Fannie and her wedding dress

My cousins, Leigh and Beth, have these portraits that hung in Buba’s basement and I was delighted to see one of them hanging in Leigh’s bathroom in her Vermont home of our Great-grandfather, John Howard Willett.  John was Fannie’s husband.  It just cracked me up to see him hanging there in the bathroom. Leigh has a great sense of humor. 

We’ve inherited other photos of Fannie that are similar to the ones hanging in the living room that I’m sharing with you here. They give you a sense of her. As a child I was scared of her because the portraits were so enormous in that room that they were intimidating. Her eyes seemed to follow you around the room. But I wonder about her life and why she was the way she was. 

This is what I know.

My Aunt Jean remembered her and said the family really didn’t see Fannie and her husband John much growing up. Maybe certain holidays. They lived in Boston for a long while, but then moved to New York City for the last years of their life. She and my mother and their parents were closer to Mark and Luta Shrum, who were kind and loving people. 

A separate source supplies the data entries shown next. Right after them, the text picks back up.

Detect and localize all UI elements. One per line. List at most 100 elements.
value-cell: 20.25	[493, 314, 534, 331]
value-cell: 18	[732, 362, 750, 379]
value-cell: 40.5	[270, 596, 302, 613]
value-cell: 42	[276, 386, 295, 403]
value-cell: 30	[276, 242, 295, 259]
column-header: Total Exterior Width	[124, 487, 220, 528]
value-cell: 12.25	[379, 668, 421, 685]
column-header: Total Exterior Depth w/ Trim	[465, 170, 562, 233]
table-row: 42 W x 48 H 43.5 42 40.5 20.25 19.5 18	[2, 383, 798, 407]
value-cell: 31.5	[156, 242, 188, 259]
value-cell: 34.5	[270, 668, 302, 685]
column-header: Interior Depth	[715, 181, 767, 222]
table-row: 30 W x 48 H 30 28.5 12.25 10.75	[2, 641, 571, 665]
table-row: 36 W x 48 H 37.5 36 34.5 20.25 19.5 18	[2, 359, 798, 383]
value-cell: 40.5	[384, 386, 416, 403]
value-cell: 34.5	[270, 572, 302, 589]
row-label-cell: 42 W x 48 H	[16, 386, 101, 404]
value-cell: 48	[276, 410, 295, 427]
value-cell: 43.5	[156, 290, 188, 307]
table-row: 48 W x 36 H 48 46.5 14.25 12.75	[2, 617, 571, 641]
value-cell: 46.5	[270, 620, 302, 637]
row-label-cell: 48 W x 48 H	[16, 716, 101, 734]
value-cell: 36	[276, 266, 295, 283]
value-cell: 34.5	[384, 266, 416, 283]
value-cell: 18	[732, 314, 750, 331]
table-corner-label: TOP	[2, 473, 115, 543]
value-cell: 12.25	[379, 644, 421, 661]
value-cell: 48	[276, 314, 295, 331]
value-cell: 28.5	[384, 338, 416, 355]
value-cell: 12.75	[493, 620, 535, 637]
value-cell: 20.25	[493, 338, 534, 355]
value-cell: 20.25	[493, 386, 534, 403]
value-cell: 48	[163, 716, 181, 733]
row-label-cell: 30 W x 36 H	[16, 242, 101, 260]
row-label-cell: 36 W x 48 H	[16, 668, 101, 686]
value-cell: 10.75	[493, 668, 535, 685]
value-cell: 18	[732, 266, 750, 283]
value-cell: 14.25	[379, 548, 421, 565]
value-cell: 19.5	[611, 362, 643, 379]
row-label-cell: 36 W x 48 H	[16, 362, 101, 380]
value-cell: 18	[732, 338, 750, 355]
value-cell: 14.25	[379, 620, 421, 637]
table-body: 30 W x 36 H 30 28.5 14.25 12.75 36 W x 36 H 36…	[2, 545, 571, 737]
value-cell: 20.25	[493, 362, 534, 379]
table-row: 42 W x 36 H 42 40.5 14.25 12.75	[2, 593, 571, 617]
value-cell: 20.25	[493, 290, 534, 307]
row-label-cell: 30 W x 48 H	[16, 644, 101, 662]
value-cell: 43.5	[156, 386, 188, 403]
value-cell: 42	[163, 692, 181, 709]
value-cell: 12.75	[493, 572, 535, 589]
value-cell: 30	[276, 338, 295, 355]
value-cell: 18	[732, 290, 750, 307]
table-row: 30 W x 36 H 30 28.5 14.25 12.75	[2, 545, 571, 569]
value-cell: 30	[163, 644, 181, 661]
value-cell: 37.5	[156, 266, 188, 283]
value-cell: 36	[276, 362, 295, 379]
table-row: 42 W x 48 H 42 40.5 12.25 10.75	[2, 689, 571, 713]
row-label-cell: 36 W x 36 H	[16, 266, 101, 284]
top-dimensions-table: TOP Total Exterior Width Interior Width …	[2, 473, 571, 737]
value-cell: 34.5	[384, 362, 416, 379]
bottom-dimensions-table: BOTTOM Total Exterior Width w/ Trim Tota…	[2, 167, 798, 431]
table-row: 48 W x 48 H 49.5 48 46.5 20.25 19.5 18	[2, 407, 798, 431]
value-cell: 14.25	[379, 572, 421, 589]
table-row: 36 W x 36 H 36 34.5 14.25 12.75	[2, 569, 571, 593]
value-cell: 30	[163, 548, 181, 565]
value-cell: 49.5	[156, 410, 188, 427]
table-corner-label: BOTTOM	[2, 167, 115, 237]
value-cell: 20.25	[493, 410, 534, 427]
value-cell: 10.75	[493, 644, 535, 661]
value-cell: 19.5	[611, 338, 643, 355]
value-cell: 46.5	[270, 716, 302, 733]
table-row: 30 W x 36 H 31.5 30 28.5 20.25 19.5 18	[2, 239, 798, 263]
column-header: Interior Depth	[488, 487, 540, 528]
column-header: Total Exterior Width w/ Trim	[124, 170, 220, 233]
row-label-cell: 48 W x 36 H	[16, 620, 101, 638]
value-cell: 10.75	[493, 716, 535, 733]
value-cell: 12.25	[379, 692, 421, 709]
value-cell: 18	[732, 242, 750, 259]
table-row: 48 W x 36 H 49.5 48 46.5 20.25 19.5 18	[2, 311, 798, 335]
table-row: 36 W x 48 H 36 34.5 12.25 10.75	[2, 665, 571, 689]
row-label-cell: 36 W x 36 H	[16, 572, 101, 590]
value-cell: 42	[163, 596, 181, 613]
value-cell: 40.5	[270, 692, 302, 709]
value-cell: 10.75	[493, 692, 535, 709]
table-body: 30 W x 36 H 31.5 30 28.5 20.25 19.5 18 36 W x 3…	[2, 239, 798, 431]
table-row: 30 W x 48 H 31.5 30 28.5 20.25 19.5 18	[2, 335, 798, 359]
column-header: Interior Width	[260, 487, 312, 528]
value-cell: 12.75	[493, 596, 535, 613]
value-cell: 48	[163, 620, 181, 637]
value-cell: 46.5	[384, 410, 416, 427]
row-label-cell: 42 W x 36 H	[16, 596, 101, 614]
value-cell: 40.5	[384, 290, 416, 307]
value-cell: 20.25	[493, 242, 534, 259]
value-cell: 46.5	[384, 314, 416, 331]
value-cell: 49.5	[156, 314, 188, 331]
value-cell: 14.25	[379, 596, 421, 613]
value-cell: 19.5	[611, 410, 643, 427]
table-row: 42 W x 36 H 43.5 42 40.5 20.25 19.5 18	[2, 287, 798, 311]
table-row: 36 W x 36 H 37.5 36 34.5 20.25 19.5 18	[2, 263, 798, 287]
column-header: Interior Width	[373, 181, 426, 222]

The Willett family on a picnic about 1905

Frances Estelle Potter (she would tell people her name was not Frances, but really Fannie. But her official birth records show differently.) was born to the prominent Potter family of Massachusetts and Rhode Island. Her father was in the shoe business. She and her two sisters were raised in the best manner with no worries about money. She and John Howard Willett would marry in 1887 . One year later she would give birth to a stillborn son. He was never given a name. My grandfather, Harold Potter Willett,  was born in 1894. One year later, John Howard Willett, Jr.  as was born. He was called Jack. 

Fannie Willett in 1939 in NYC

Fannie was not a tiny, delicate woman. She was a large, brash woman who liked nice things. In a photo from 1905 you see the family out at a picnic–dressed up like it was Sunday church. 

Fannie was also not the maternal kind. She relied on their servant, Carrie, to take care of the children almost exclusively. My grandfather would say she was not an affectionate or loving mother. On Thursdays, Carrie’s night off, she insisted on going out to eat so that she did not have to cook. She couldn’t cook anyhow. On those nights the children were left to fend for themselves. They were not included in the dinner plans. Carrie, the housekeeper, took it upon herself to teach the boys some basic cooking skills so that on Thursdays they could make supper for themselves and their younger sister. 

I wonder how Fannie reacted in 1916 when John Howard telegrammed Harold who was a college sophomore at Indiana University and told Harold there was no more money left. John Howard’s partner had embezzled all the money from their company. John later got a job selling shoes. Most likely with Fannie’s father’s influence. He got a job in New Rochelle. Fannie must have experienced a real change in her lifestyle. 

Fannie had three children, all who were very different as most children tend to be. Jack was reportedly a laid back man who worked with his father and went along his life with little fanfare. He did not go to college, as was expected of him. He married a woman named Mildred who was vivacious and outgoing. They stayed married for their life, but it was not a very happy marriage. She was frustrated with his mild manner. Although he and Harold were close in age and did things together when they were growing up, as adults they were not particularly close. They were cordial. 

Fannie’s daughter, Jeanette, had a good life in NYC and a boyfriend. The family says that Fannie ruined Jeanette’s young life by being demanding and guilting her into coming home and taking care of her. Fannie played sick and liked being waited on and Jeanette was the one to do it. Jeanette developed a “nervous condition” and then a pituitary gland tumor which my great grandfather, Mark Shrum, diagnosed. She died unmarried in 1945. My mother remembers her as being a very nice woman and thought it was sad that she died at only 44. 

There are many photos of Fannie. She loved having her photo taken. My cousin Leigh is the keeper of those photos and has shared them with me. I’d like to think there is a reason she was the way she was. We may never know for sure.